The U.S. Small Business Administration has launched the third wave of its Paycheck Protection program (PPP) forgivable-loan initiative. Open to both first time PPP borrowers and to some qualifying borrowers that received loans last year, different rules and different applications apply for “first-draw” and “second-draw” borrowers. Initiated last spring to help businesses keep their workforce employed during the Coronavirus (COVID-19) crisis, the program is administered through banks.
Second-draw applicants must prove that they had a 25 percent reduction in revenue to qualify. Borrowers must use 60 percent of their PPP loan proceeds for payroll purposes again this round. Some repeat borrowers can apply for 3.5 times their monthly payroll rather than just 2.5 times their monthly payroll. A few new eligible entities can now get PPP loans if they otherwise meet the qualifications, including chambers of commerce, destination marketing organizations, and some trade and news organizations. Interested parties should check with their lenders and accountants for specific details.
Previous borrowers and their accountants will be relieved that there is a new, simple, one-page forgiveness form for loans of $150,000 or less.
Locally, Happy State Bank President Ronda Bartlett gives credit to Vice President and Commercial-Loan Officer John Haley and his lending assistant, Amanda LeFever, for communicating with their PPP applicants and staying on top of an evolving program.

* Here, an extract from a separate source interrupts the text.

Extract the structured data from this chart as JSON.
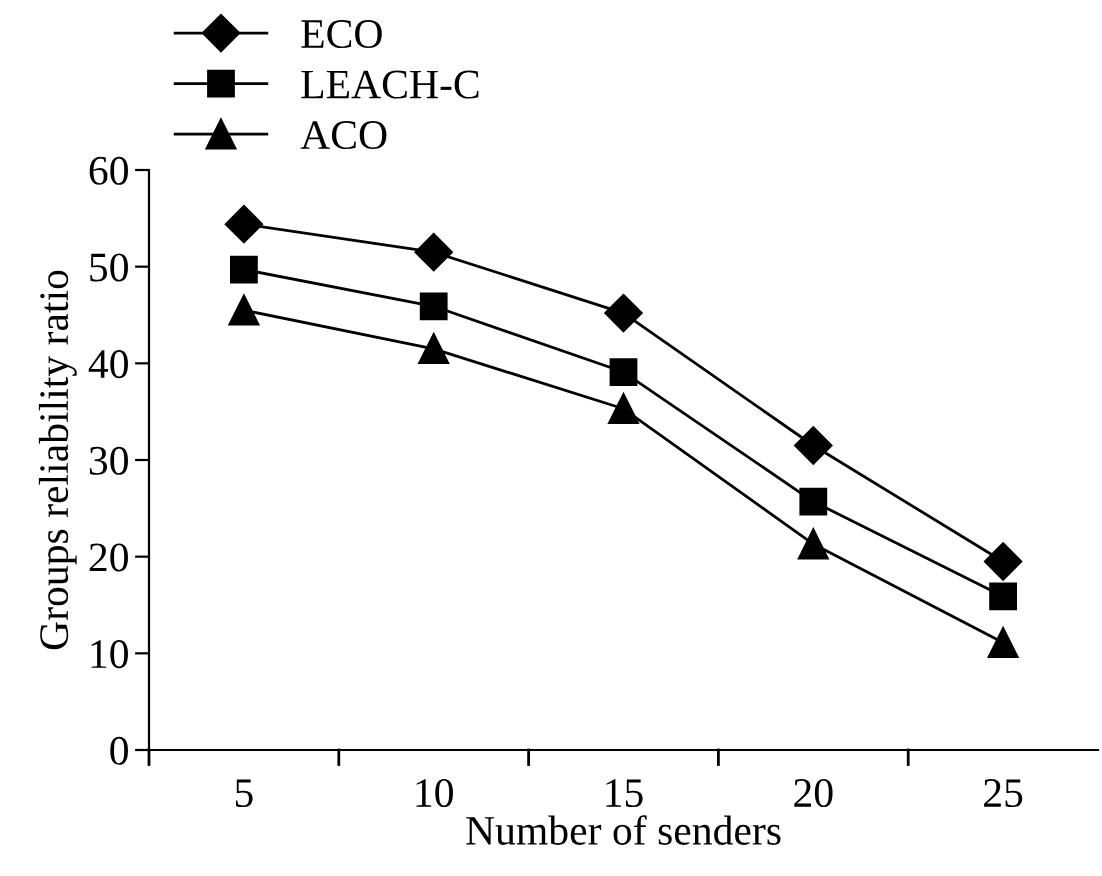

Last spring, Congress approved $349 billion in funding during the initial round for the PPP. An additional $310 billion was passed for a second round that was distributed in the summer. Congress approved a new relief package just before Christmas, including money for the third PPP round, and President Donald Trump signed it the following week.
The program which ran from April 3, 2020, through Aug. 8, 2020, faced intense criticism last spring as names of recipients became public. An Associated Press analysis showed restaurants slammed by the coronavirus pandemic received the most loans in the first round. They were followed by law firms and doctors’ practices. National chains, big car dealers funded by private-equity firms, country clubs, and other businesses with other access to capital also qualified.